Christian Martin has been exploring electronic music from one end of the earth to the other, from full-moon parties in the deserts of California to the thumping, dark corners of the London club scene. Samana's talent buyer Ross Cohen first came across Martin at the annual Burning Man festival four years ago.
"I heard Christian play a sunrise set and I was instantly hooked by the deep rattling bass beats that I heard," Cohen said. "The bass sound made me want to dance and never stop."

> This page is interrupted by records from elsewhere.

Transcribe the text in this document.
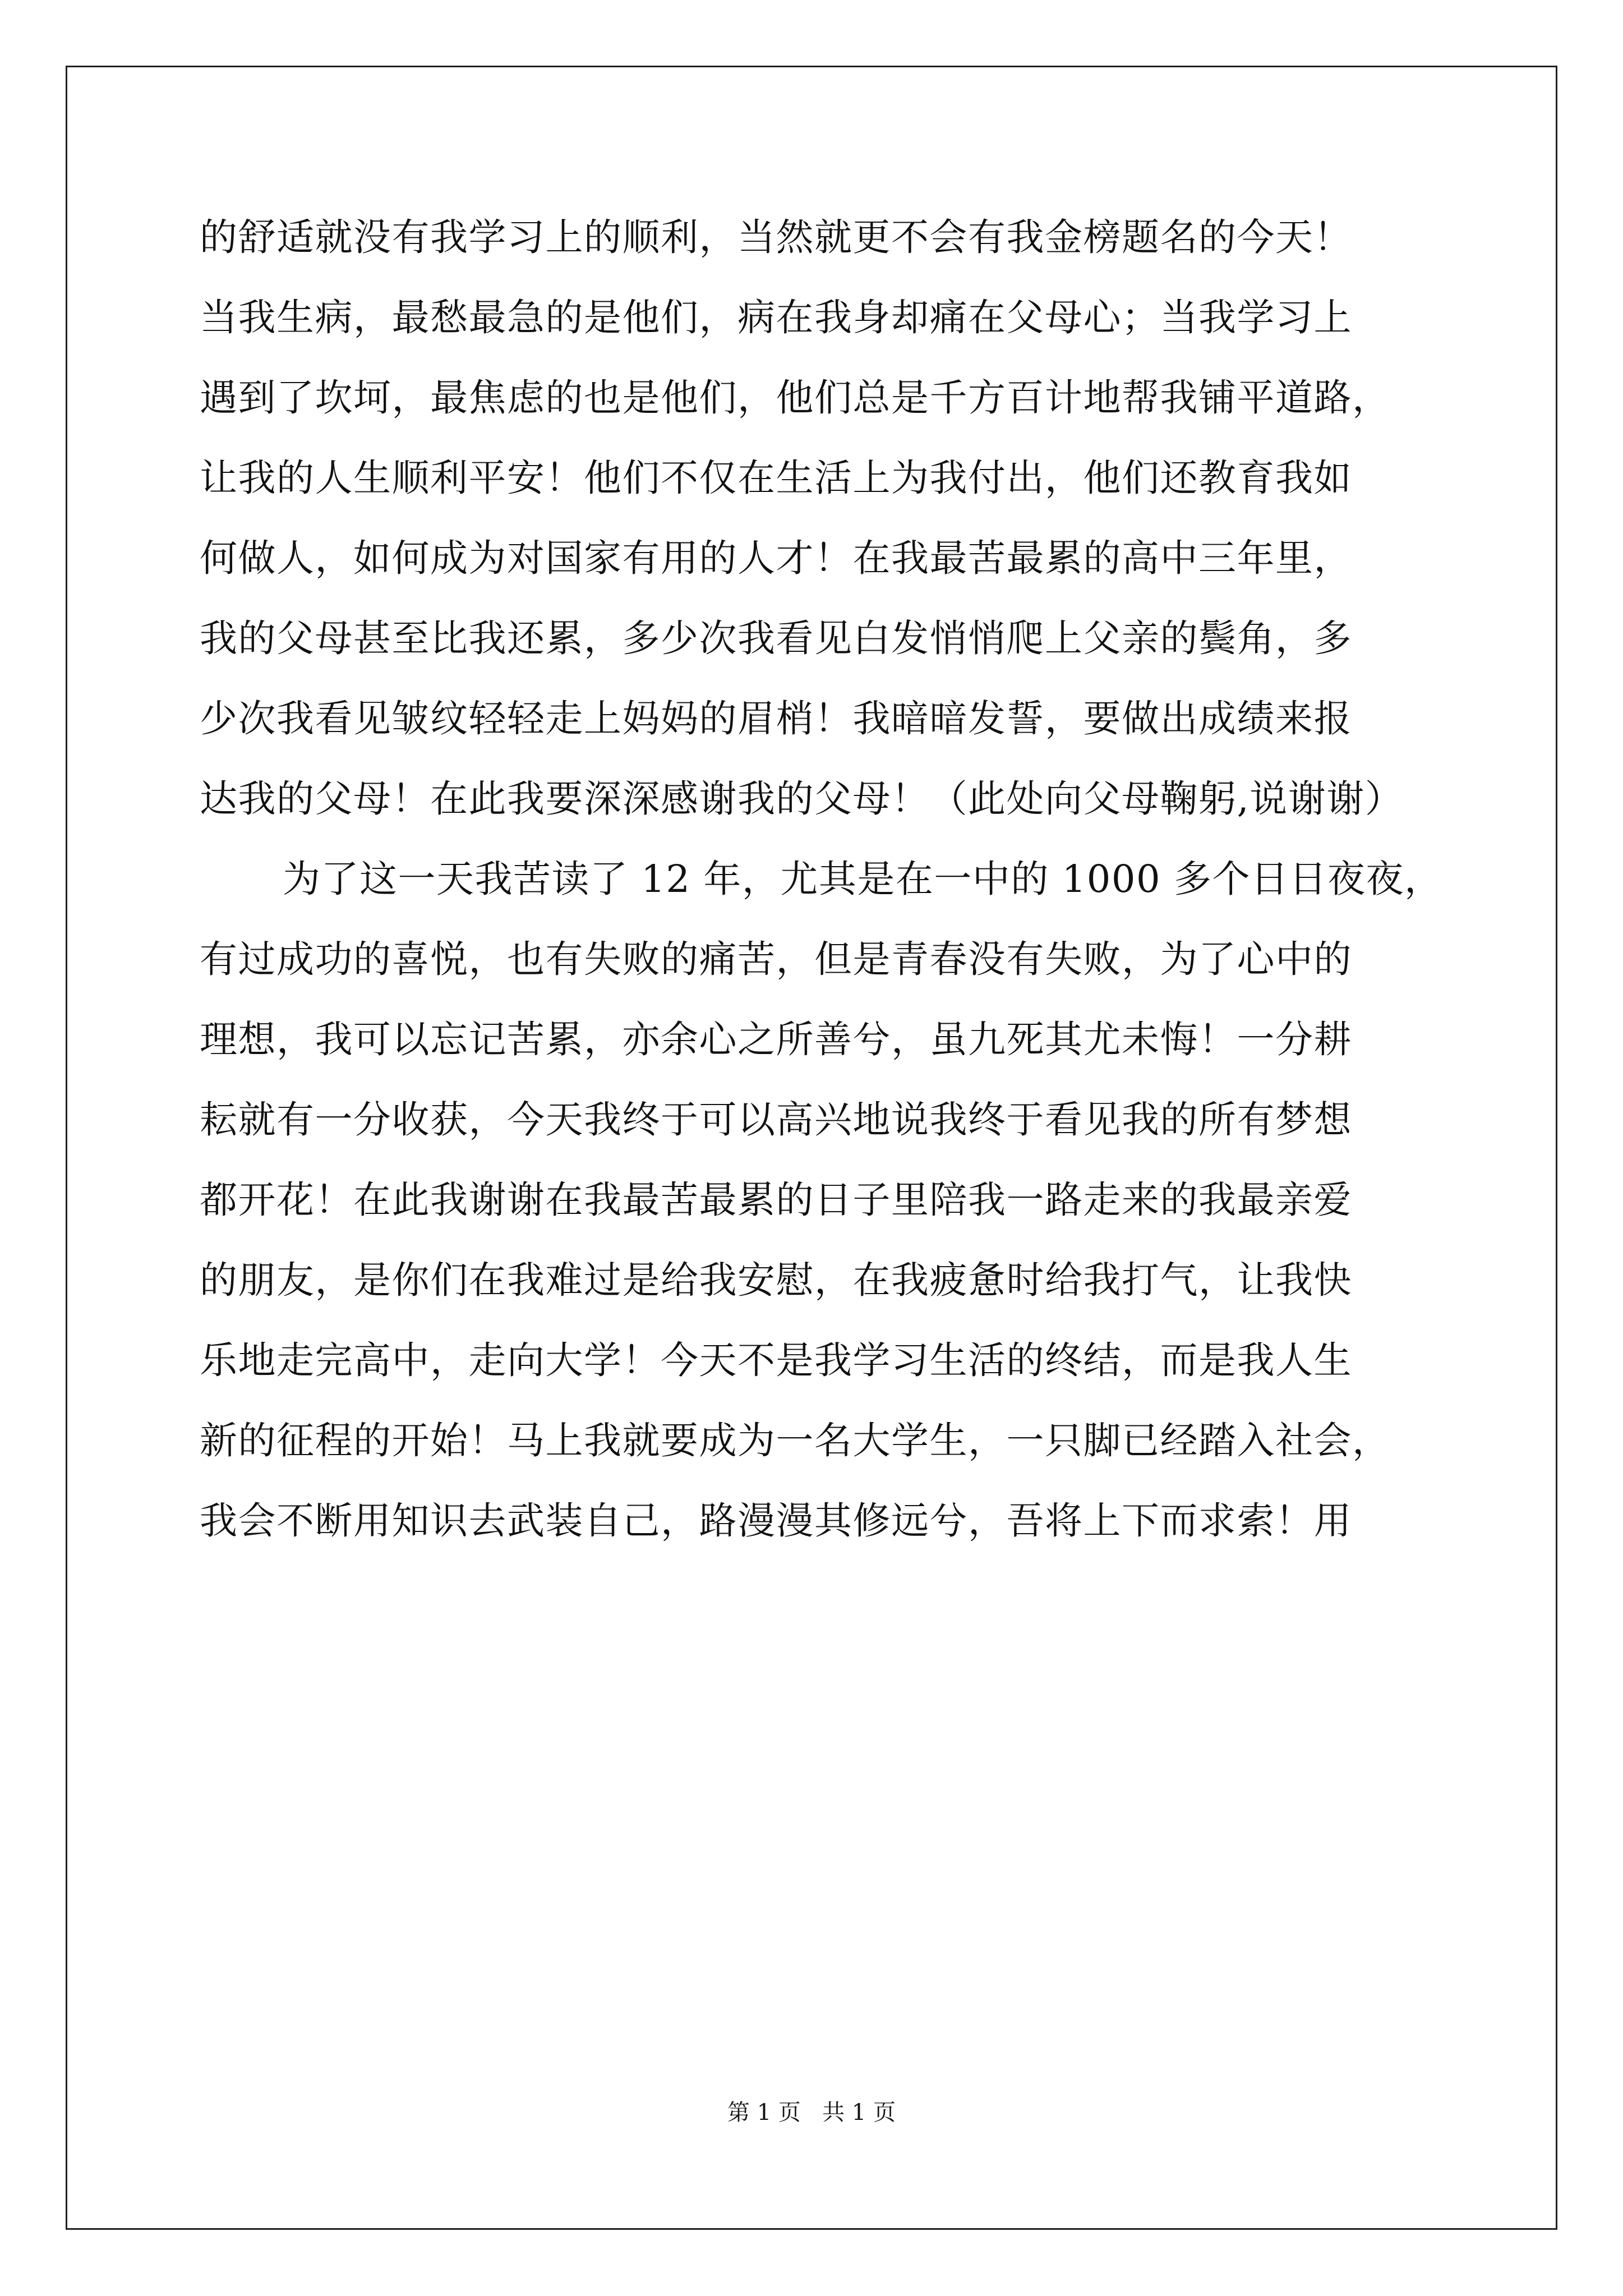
的舒适就没有我学习上的顺利，当然就更不会有我金榜题名的今天！
当我生病，最愁最急的是他们，病在我身却痛在父母心；当我学习上
遇到了坎坷，最焦虑的也是他们，他们总是千方百计地帮我铺平道路，
让我的人生顺利平安！他们不仅在生活上为我付出，他们还教育我如
何做人，如何成为对国家有用的人才！在我最苦最累的高中三年里，
我的父母甚至比我还累，多少次我看见白发悄悄爬上父亲的鬓角，多
少次我看见皱纹轻轻走上妈妈的眉梢！我暗暗发誓，要做出成绩来报
达我的父母！在此我要深深感谢我的父母！（此处向父母鞠躬,说谢谢）
为了这一天我苦读了 12 年，尤其是在一中的 1000 多个日日夜夜，
有过成功的喜悦，也有失败的痛苦，但是青春没有失败，为了心中的
理想，我可以忘记苦累，亦余心之所善兮，虽九死其尤未悔！一分耕
耘就有一分收获，今天我终于可以高兴地说我终于看见我的所有梦想
都开花！在此我谢谢在我最苦最累的日子里陪我一路走来的我最亲爱
的朋友，是你们在我难过是给我安慰，在我疲惫时给我打气，让我快
乐地走完高中，走向大学！今天不是我学习生活的终结，而是我人生
新的征程的开始！马上我就要成为一名大学生，一只脚已经踏入社会，
我会不断用知识去武装自己，路漫漫其修远兮，吾将上下而求索！用
第 1 页   共 1 页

Martin will perform at Samana Lounge in Vail tonight. The overall theme to the evening will be low end bass and not dubstep, glich hop, or drum and bass. Expect house-based bass music written with funk and soul.
Martin followed his love for spleen-rattling bass to San Francisco in 2000, where he met up with the now legendary dirtybird crew, known for their heavy bass house music. The dirtybird BBQ was the brainchild of the four original members - Martin and his brother Justin, and friends Claude VonStroke and Worthy. They had a personal mission to change the landscape of San Francisco house music by throwing an epic free party in the park, based on their new signature sound revolving around bass.
With nothing to lose and everything to gain, he bought a massive sound system on his credit card. This set the standard for a new era of die-hard dedicated DIY producers, all with productions based on heavy bass-lines, smiling faces and dance floor delights.
Martin began releasing a steady stream of tracks, first collaborating with Justin under the "Martin Brothers" alias, as well as Claude VonStroke. The Martin Brothers partnership has produced such hip-hop influenced hits as "Duckface," "Stoopit" and "Dum,' as well as remixes for Ed Banger and Fool's Gold. On his own, he's released his own brand of bassy house music on labels such as dirtybird, Trapez and Anabatic.
His low end take on tech house has led to remixes for musical heavyweights such as Chromeo, Underworld, L-Vis 1990, and many more.